Dans ce récit à la première personne, le narrateur raconte sa relation affective et sa cohabitation avec un python de 2,20m de long dans son petit appartement parisien, et tout le trouble qui découle du fait qu'il se refuse à lui sacrifier des souris pour le nourrir. Manifestement pas très bien dans sa tête, et en décalage presque tragique avec la société, le héros contamine tout le texte par une approche du langage bizarre, prenant un mot pour un autre, utilisant (mal) des expressions toutes faites. Ça donne quelque chose qui m'a un peu fait penser au phrasé d'un Gad Elmaleh, toutes proportions gardées.
Une démarche aussi systématique pourrait être épuisante à la lecture s'il ne s'agissait que d'une démonstration de virtuosité gratuite. Mais derrière la folie douce, ce que le texte laisse deviner, ce qu'il fait affleurer, c'est le caractère profondément pathétique et touchant de cet être solitaire, individu paumé dans un monde moderne où les contacts se font rares, où les conventions et l'hypocrisie oppriment. Un frère humain tout simplement en quête d'amour.
La Vie devant soi, 1975
L'histoire est en soi très forte, mais c'est ici surtout le style qui met sur le derrière. Ce que j'adore c'est que Gary était déjà sexagénaire au moment de la rédaction, et qu'il parvient miraculeusement à incarner toute la vitalité de son gamin de narrateur par la magie de la langue. C'est un tour de force plein de poésie et de justesse, qui tient parfaitement sur la durée, parvenant à se renouveler génialement paragraphe après paragraphe. C'est un procédé qui peut donner l'impression de vouloir mettre à distance l'émotion, puisque c'est la voix de l'innocence enfantine qui est donné à entendre. Et pourtant, le lecteur adulte est bien à même de décoder la profondeur des drames qui sont derrière les mots, et c'est tout simplement bouleversant.

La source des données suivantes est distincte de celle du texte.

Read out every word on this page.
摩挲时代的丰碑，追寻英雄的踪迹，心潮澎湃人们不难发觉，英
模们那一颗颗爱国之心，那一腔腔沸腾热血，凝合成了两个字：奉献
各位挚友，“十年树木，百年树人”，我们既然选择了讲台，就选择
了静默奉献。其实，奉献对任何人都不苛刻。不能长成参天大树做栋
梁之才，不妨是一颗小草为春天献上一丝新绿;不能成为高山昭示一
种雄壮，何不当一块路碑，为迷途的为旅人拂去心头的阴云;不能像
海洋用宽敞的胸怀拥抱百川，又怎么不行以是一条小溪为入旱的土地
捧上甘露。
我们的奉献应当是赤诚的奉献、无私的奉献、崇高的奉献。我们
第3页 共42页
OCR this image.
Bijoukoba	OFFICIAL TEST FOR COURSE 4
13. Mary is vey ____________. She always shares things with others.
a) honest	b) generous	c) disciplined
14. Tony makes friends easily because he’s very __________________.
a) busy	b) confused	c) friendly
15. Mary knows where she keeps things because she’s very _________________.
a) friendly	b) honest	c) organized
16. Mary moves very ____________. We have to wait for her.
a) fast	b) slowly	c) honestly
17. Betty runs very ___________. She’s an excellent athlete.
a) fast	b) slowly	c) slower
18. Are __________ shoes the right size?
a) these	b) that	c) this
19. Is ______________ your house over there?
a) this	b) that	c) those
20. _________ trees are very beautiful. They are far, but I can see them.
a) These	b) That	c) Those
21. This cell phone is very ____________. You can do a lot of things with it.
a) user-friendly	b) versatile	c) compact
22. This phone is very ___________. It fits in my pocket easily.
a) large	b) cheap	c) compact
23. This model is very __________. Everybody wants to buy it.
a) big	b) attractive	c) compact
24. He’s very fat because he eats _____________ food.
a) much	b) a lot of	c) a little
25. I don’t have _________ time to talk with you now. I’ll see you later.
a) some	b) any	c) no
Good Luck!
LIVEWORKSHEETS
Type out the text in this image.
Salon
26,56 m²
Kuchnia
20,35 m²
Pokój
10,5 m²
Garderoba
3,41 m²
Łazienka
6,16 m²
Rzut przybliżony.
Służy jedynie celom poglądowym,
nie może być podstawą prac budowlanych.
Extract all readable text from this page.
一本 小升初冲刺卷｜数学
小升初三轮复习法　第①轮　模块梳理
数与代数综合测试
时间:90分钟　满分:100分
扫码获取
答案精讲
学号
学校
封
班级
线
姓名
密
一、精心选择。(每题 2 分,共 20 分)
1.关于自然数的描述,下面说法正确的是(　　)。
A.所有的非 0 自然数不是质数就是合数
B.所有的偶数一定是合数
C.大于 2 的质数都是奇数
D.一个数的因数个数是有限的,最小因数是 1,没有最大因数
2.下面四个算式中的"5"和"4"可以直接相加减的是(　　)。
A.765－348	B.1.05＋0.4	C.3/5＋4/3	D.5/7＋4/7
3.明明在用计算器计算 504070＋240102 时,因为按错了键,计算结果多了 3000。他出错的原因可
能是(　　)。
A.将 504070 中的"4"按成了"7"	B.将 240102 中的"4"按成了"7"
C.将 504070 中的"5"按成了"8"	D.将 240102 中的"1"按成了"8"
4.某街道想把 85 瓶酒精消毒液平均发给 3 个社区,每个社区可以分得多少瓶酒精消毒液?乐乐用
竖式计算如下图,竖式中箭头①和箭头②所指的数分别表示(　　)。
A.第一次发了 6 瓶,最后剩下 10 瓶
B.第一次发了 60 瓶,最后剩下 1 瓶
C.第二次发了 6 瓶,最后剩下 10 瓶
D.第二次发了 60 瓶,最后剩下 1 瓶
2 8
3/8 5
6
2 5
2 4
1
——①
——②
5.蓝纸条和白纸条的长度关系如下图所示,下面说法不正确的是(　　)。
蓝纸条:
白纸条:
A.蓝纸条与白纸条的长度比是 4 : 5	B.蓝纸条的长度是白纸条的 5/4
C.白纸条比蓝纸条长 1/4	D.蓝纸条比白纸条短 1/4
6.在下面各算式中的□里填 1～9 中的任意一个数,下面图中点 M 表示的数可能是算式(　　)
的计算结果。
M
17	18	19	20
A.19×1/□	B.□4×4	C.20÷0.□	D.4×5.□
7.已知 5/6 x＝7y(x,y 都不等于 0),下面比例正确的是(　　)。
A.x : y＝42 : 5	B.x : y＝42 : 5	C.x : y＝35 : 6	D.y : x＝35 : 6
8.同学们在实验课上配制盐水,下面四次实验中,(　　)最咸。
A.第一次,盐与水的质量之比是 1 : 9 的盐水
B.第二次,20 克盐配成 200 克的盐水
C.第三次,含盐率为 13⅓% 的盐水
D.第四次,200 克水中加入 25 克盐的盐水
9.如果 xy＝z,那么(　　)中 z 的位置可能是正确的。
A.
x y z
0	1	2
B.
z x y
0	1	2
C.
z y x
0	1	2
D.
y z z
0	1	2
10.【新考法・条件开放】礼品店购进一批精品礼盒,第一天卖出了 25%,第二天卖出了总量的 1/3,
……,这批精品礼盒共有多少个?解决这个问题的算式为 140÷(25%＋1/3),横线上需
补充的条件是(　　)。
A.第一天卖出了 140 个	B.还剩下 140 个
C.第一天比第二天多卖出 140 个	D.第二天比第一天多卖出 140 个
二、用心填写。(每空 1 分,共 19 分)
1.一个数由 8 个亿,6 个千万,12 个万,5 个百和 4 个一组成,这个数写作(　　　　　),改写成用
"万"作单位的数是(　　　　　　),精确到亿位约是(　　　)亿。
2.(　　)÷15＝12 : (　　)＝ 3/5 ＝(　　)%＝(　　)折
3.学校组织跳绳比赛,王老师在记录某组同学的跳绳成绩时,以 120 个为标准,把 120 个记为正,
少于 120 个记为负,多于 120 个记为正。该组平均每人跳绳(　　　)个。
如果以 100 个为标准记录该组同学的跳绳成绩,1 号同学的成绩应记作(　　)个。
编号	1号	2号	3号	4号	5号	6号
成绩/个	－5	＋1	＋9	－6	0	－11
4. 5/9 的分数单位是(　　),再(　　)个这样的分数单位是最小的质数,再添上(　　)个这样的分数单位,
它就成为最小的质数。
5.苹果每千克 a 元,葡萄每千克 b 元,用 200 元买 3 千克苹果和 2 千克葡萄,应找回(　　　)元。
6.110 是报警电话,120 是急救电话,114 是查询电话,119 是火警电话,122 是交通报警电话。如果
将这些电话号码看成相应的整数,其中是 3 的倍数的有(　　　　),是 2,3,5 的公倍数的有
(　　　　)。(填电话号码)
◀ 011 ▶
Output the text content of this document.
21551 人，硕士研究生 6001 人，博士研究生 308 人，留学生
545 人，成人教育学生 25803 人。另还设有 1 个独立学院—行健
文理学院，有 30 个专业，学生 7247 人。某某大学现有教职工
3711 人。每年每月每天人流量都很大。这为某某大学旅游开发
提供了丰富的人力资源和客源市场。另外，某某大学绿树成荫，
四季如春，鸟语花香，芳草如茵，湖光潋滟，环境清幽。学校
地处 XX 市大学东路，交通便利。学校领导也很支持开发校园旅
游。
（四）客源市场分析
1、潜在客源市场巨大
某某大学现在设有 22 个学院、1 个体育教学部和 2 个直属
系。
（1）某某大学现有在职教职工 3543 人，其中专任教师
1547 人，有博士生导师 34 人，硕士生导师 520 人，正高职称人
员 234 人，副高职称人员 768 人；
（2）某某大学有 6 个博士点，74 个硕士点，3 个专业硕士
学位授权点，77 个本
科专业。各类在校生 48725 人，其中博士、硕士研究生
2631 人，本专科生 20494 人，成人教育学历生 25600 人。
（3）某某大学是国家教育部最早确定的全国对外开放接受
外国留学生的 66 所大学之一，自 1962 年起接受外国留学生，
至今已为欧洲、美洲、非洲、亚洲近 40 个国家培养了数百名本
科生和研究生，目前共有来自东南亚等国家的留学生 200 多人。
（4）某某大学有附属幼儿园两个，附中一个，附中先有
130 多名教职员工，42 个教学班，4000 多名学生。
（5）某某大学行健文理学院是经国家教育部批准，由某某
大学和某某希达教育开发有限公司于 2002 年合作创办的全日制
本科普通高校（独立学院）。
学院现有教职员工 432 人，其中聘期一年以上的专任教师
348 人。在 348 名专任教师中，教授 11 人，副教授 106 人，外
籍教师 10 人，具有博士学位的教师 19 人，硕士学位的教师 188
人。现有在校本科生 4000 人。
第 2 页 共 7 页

Le bouquin semble de plus porté par une sorte de rage contre les compromissions de la société, et en même temps une chaleur humaine dans la peinture de ces êtres en marge des faubourgs parisiens. D'où une vraie cohérence entre ces deux premiers livres signés Ajar. Dans Gros-câlin, on sent un peu plus le côté "performance" même si, comme je l'ai écrit, il y a un fond plutôt amer derrière la loufoquerie constante de cette langue tordue. Dans La Vie devant soi, l'écriture se veut le reflet fidèle de la candeur de l'enfant narrateur, et comparativement est peut-être plus rigoureuse. Dans les deux cas, ce ne sont pas des livres que l'on peut conseiller sur la seule foi de leur récit. Rien de ce qu'on peut en dire ne remplacera l'expérience de la lecture elle-même.